Fix bug nltk#761, nltk#1007 NER

smoitra87 · Jun 8, 2015 · e8074df · e8074df
1 parent 487f9c8
commit e8074df
Showing 1 changed file with 23 additions and 8 deletions.
diff --git a/nltk/tag/stanford.py b/nltk/tag/stanford.py
@@ -62,7 +62,8 @@ def _cmd(self):
       raise NotImplementedError
 
     def tag(self, tokens):
-        return list(self.tag_sents([tokens]))
+        # This function should return list of tuple rather than list of list 
+        return sum(self.tag_sents([tokens]), []) 
 
     def tag_sents(self, sentences):
         encoding = self._encoding
@@ -86,16 +87,16 @@ def tag_sents(self, sentences):
         stanpos_output, _stderr = java(self._cmd,classpath=self._stanford_jar,
                                                        stdout=PIPE, stderr=PIPE)

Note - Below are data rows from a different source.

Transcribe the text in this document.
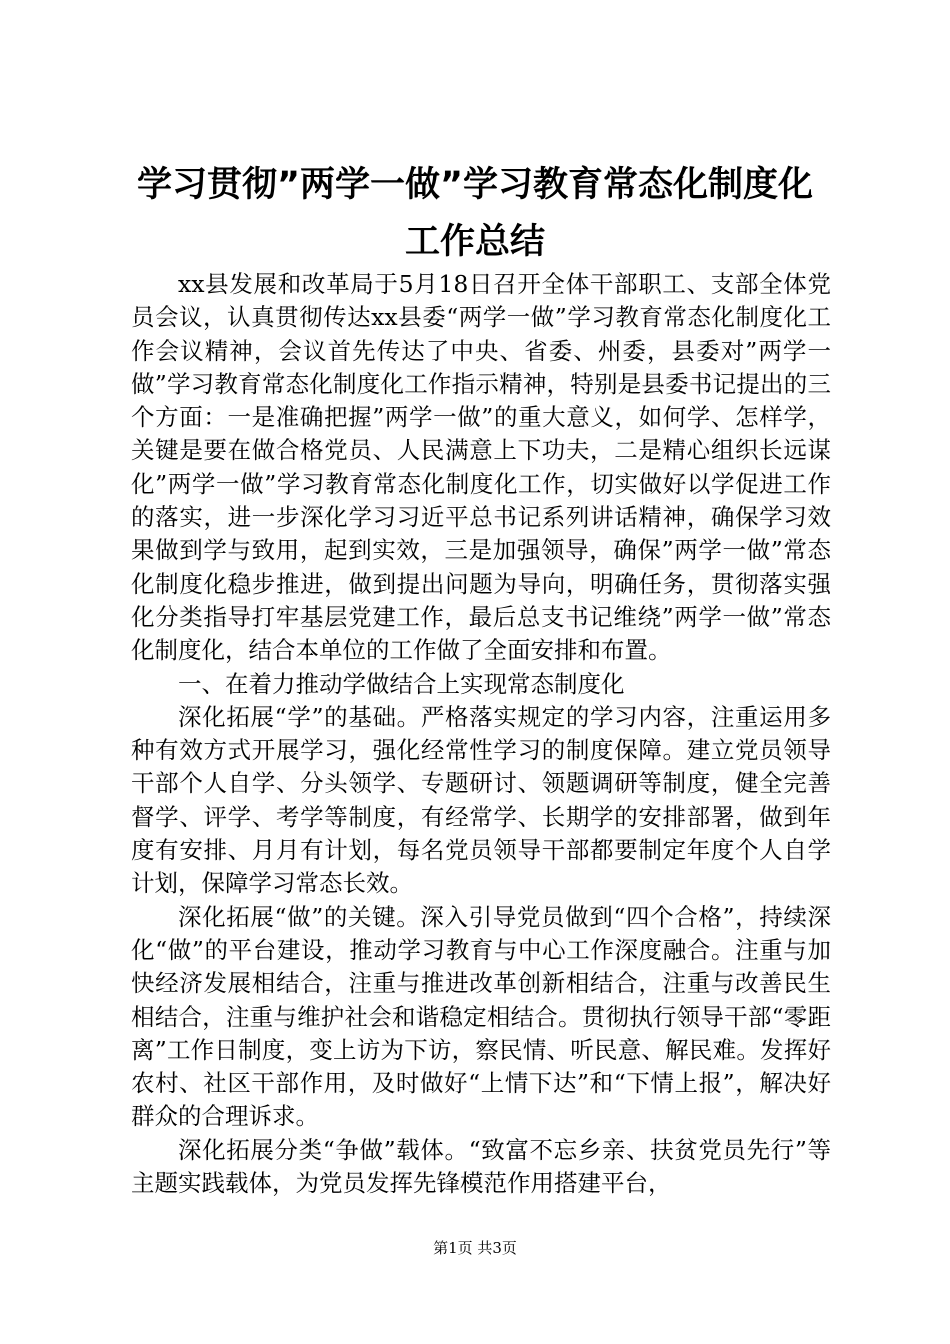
学习贯彻”两学一做”学习教育常态化制度化
工作总结

xx县发展和改革局于5月18日召开全体干部职工、支部全体党员会议，认真贯彻传达xx县委“两学一做”学习教育常态化制度化工作会议精神，会议首先传达了中央、省委、州委，县委对”两学一做”学习教育常态化制度化工作指示精神，特别是县委书记提出的三个方面：一是准确把握”两学一做”的重大意义，如何学、怎样学，关键是要在做合格党员、人民满意上下功夫，二是精心组织长远谋化”两学一做”学习教育常态化制度化工作，切实做好以学促进工作的落实，进一步深化学习习近平总书记系列讲话精神，确保学习效果做到学与致用，起到实效，三是加强领导，确保”两学一做”常态化制度化稳步推进，做到提出问题为导向，明确任务，贯彻落实强化分类指导打牢基层党建工作，最后总支书记维绕”两学一做”常态化制度化，结合本单位的工作做了全面安排和布置。

一、在着力推动学做结合上实现常态制度化

深化拓展“学”的基础。严格落实规定的学习内容，注重运用多种有效方式开展学习，强化经常性学习的制度保障。建立党员领导干部个人自学、分头领学、专题研讨、领题调研等制度，健全完善督学、评学、考学等制度，有经常学、长期学的安排部署，做到年度有安排、月月有计划，每名党员领导干部都要制定年度个人自学计划，保障学习常态长效。

深化拓展“做”的关键。深入引导党员做到“四个合格”，持续深化“做”的平台建设，推动学习教育与中心工作深度融合。注重与加快经济发展相结合，注重与推进改革创新相结合，注重与改善民生相结合，注重与维护社会和谐稳定相结合。贯彻执行领导干部“零距离”工作日制度，变上访为下访，察民情、听民意、解民难。发挥好农村、社区干部作用，及时做好“上情下达”和“下情上报”，解决好群众的合理诉求。

深化拓展分类“争做”载体。“致富不忘乡亲、扶贫党员先行”等主题实践载体，为党员发挥先锋模范作用搭建平台，

第1页 共3页
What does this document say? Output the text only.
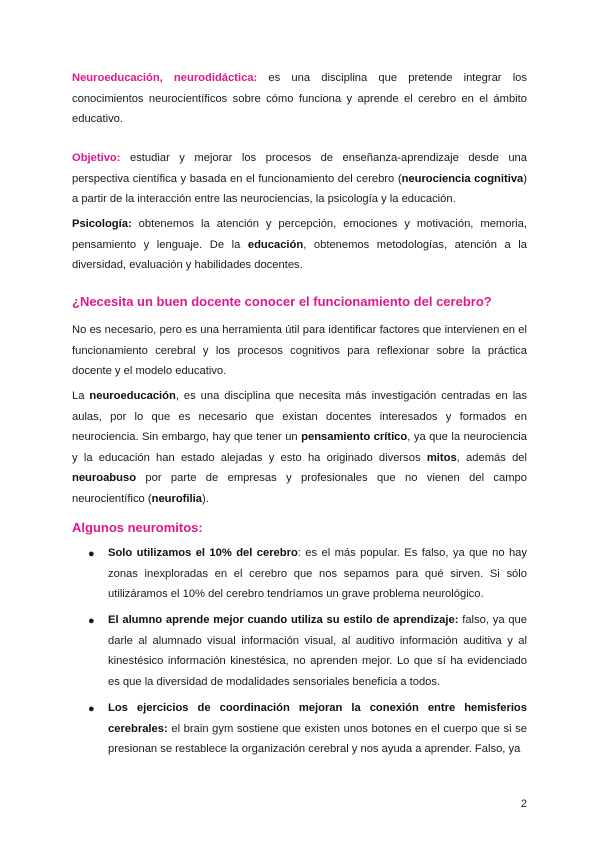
Neuroeducación, neurodidáctica: es una disciplina que pretende integrar los conocimientos neurocientíficos sobre cómo funciona y aprende el cerebro en el ámbito educativo.
Objetivo: estudiar y mejorar los procesos de enseñanza-aprendizaje desde una perspectiva científica y basada en el funcionamiento del cerebro (neurociencia cognitiva) a partir de la interacción entre las neurociencias, la psicología y la educación.
Psicología: obtenemos la atención y percepción, emociones y motivación, memoria, pensamiento y lenguaje. De la educación, obtenemos metodologías, atención a la diversidad, evaluación y habilidades docentes.
¿Necesita un buen docente conocer el funcionamiento del cerebro?
No es necesario, pero es una herramienta útil para identificar factores que intervienen en el funcionamiento cerebral y los procesos cognitivos para reflexionar sobre la práctica docente y el modelo educativo.
La neuroeducación, es una disciplina que necesita más investigación centradas en las aulas, por lo que es necesario que existan docentes interesados y formados en neurociencia. Sin embargo, hay que tener un pensamiento crítico, ya que la neurociencia y la educación han estado alejadas y esto ha originado diversos mitos, además del neuroabuso por parte de empresas y profesionales que no vienen del campo neurocientífico (neurofilia).
Algunos neuromitos:
● Solo utilizamos el 10% del cerebro: es el más popular. Es falso, ya que no hay zonas inexploradas en el cerebro que nos sepamos para qué sirven. Si sólo utilizáramos el 10% del cerebro tendríamos un grave problema neurológico.
● El alumno aprende mejor cuando utiliza su estilo de aprendizaje: falso, ya que darle al alumnado visual información visual, al auditivo información auditiva y al kinestésico información kinestésica, no aprenden mejor. Lo que sí ha evidenciado es que la diversidad de modalidades sensoriales beneficia a todos.
● Los ejercicios de coordinación mejoran la conexión entre hemisferios cerebrales: el brain gym sostiene que existen unos botones en el cuerpo que si se presionan se restablece la organización cerebral y nos ayuda a aprender. Falso, ya
2
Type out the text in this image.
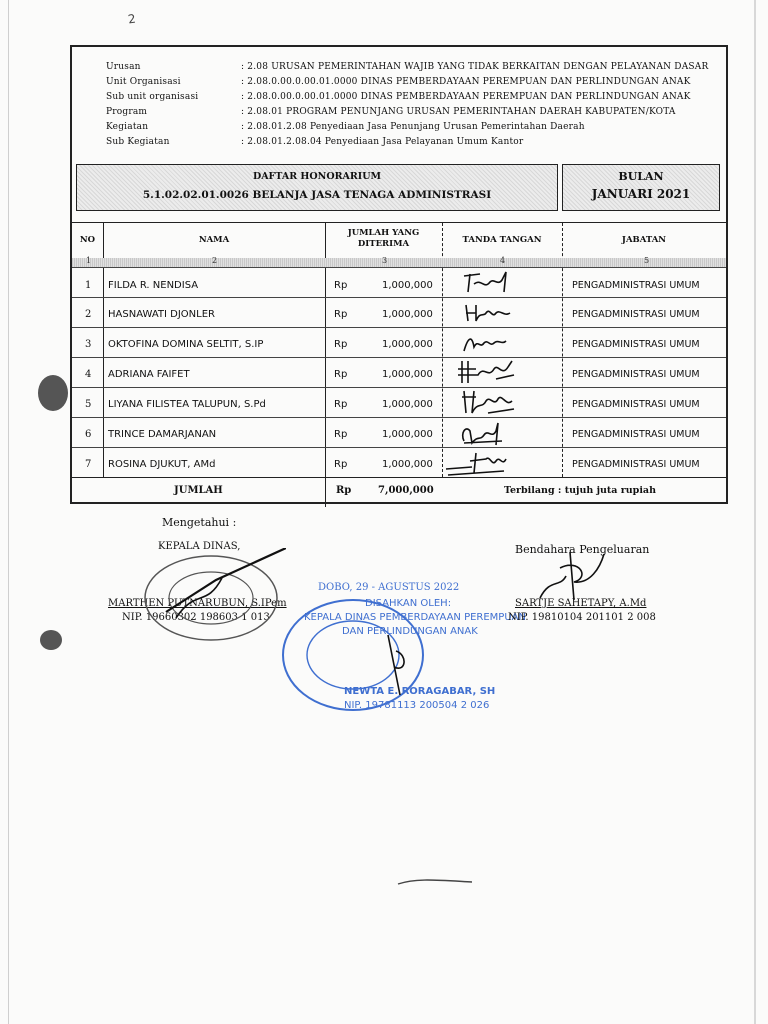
2
Urusan	: 2.08 URUSAN PEMERINTAHAN WAJIB YANG TIDAK BERKAITAN DENGAN PELAYANAN DASAR
Unit Organisasi	: 2.08.0.00.0.00.01.0000 DINAS PEMBERDAYAAN PEREMPUAN DAN PERLINDUNGAN ANAK
Sub unit organisasi	: 2.08.0.00.0.00.01.0000 DINAS PEMBERDAYAAN PEREMPUAN DAN PERLINDUNGAN ANAK
Program	: 2.08.01 PROGRAM PENUNJANG URUSAN PEMERINTAHAN DAERAH KABUPATEN/KOTA
Kegiatan	: 2.08.01.2.08 Penyediaan Jasa Penunjang Urusan Pemerintahan Daerah
Sub Kegiatan	: 2.08.01.2.08.04 Penyediaan Jasa Pelayanan Umum Kantor
DAFTAR HONORARIUM
5.1.02.02.01.0026 BELANJA JASA TENAGA ADMINISTRASI
BULAN
JANUARI 2021
NO	NAMA
JUMLAH YANG
DITERIMA	TANDA TANGAN	JABATAN
1	2	3	4	5
1 FILDA R. NENDISA	Rp	1,000,000	PENGADMINISTRASI UMUM
2 HASNAWATI DJONLER	Rp	1,000,000	PENGADMINISTRASI UMUM
3 OKTOFINA DOMINA SELTIT, S.IP	Rp	1,000,000	PENGADMINISTRASI UMUM
4 ADRIANA FAIFET	Rp	1,000,000	PENGADMINISTRASI UMUM
5 LIYANA FILISTEA TALUPUN, S.Pd	Rp	1,000,000	PENGADMINISTRASI UMUM
6 TRINCE DAMARJANAN	Rp	1,000,000	PENGADMINISTRASI UMUM
7 ROSINA DJUKUT, AMd	Rp	1,000,000	PENGADMINISTRASI UMUM
JUMLAH	Rp	7,000,000	Terbilang : tujuh juta rupiah
Mengetahui :
KEPALA DINAS,
MARTHEN PUTNARUBUN, S.IPem
NIP. 19660302 198603 1 013
DOBO, 29 - AGUSTUS 2022
DISAHKAN OLEH:
KEPALA DINAS PEMBERDAYAAN PEREMPUAN
DAN PERLINDUNGAN ANAK
NEWTA E. RORAGABAR, SH
NIP. 19781113 200504 2 026
Bendahara Pengeluaran
SARTJE SAHETAPY, A.Md
NIP. 19810104 201101 2 008
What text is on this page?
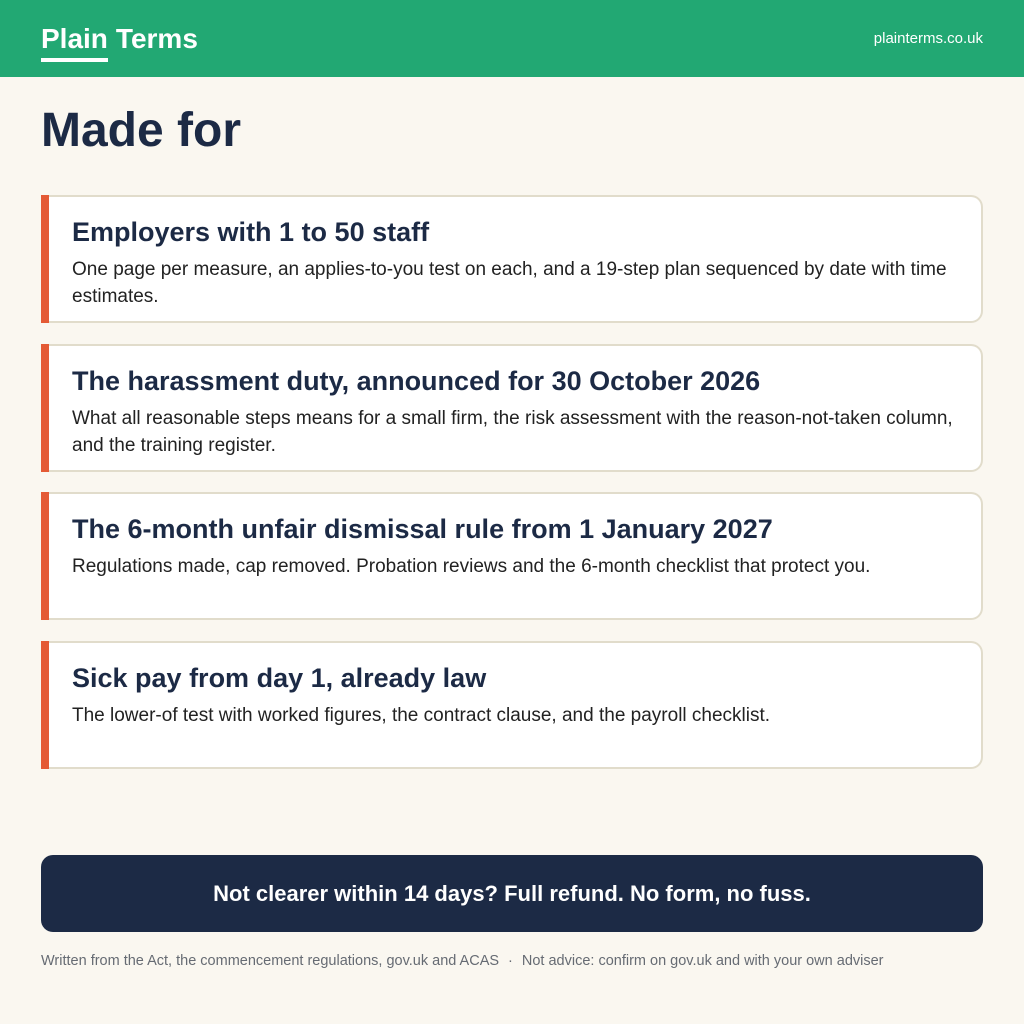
Plain Terms	plainterms.co.uk
Made for
Employers with 1 to 50 staff

One page per measure, an applies-to-you test on each, and a 19-step plan sequenced by date with time estimates.

The harassment duty, announced for 30 October 2026

What all reasonable steps means for a small firm, the risk assessment with the reason-not-taken column, and the training register.

The 6-month unfair dismissal rule from 1 January 2027

Regulations made, cap removed. Probation reviews and the 6-month checklist that protect you.

Sick pay from day 1, already law

The lower-of test with worked figures, the contract clause, and the payroll checklist.

Not clearer within 14 days? Full refund. No form, no fuss.
Written from the Act, the commencement regulations, gov.uk and ACAS · Not advice: confirm on gov.uk and with your own adviser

         stanpos_output = stanpos_output.decode(encoding)
-
+        
         # Delete the temporary file
         os.unlink(self._input_file_path) 
 
         # Return java configurations to their default values
         config_java(options=default_options, verbose=False)
 
-        return self.parse_output(stanpos_output)
+        return self.parse_output(stanpos_output, sentences)
 
-    def parse_output(self, text):
+    def parse_output(self, text, sentences = None):
         # Output the tagged sentences
         tagged_sentences = []
         for tagged_sentence in text.strip().split("\n"):
@@ -167,10 +168,24 @@ def _cmd(self):
                 '-loadClassifier', self._stanford_model, '-textFile',
                 self._input_file_path, '-outputFormat', self._FORMAT, '-tokenizerFactory', 'edu.stanford.nlp.process.WhitespaceTokenizer', '-tokenizerOptions','\"tokenizeNLs=false\"']
 
-    def parse_output(self, text):
-      if self._FORMAT == 'slashTags':
-        return super(StanfordNERTagger, self).parse_output(text)
-      raise NotImplementedError
+    def parse_output(self, text, sentences):
+        if self._FORMAT == 'slashTags':
+            # Joint together to a big list    
+            tagged_sentences = []
+            for tagged_sentence in text.strip().split("\n"):
+                for tagged_word in tagged_sentence.strip().split():
+                    word_tags = tagged_word.strip().split(self._SEPARATOR)
+                    tagged_sentences.append((''.join(word_tags[:-1]), word_tags[-1]))
+
+            # Separate it according to the input
+            result = []
+            start = 0 
+            for sent in sentences:
+                result.append(tagged_sentences[start:start + len(sent)])
+                start += len(sent);
+            return result 
+
+        raise NotImplementedError
 
 
 if __name__ == "__main__":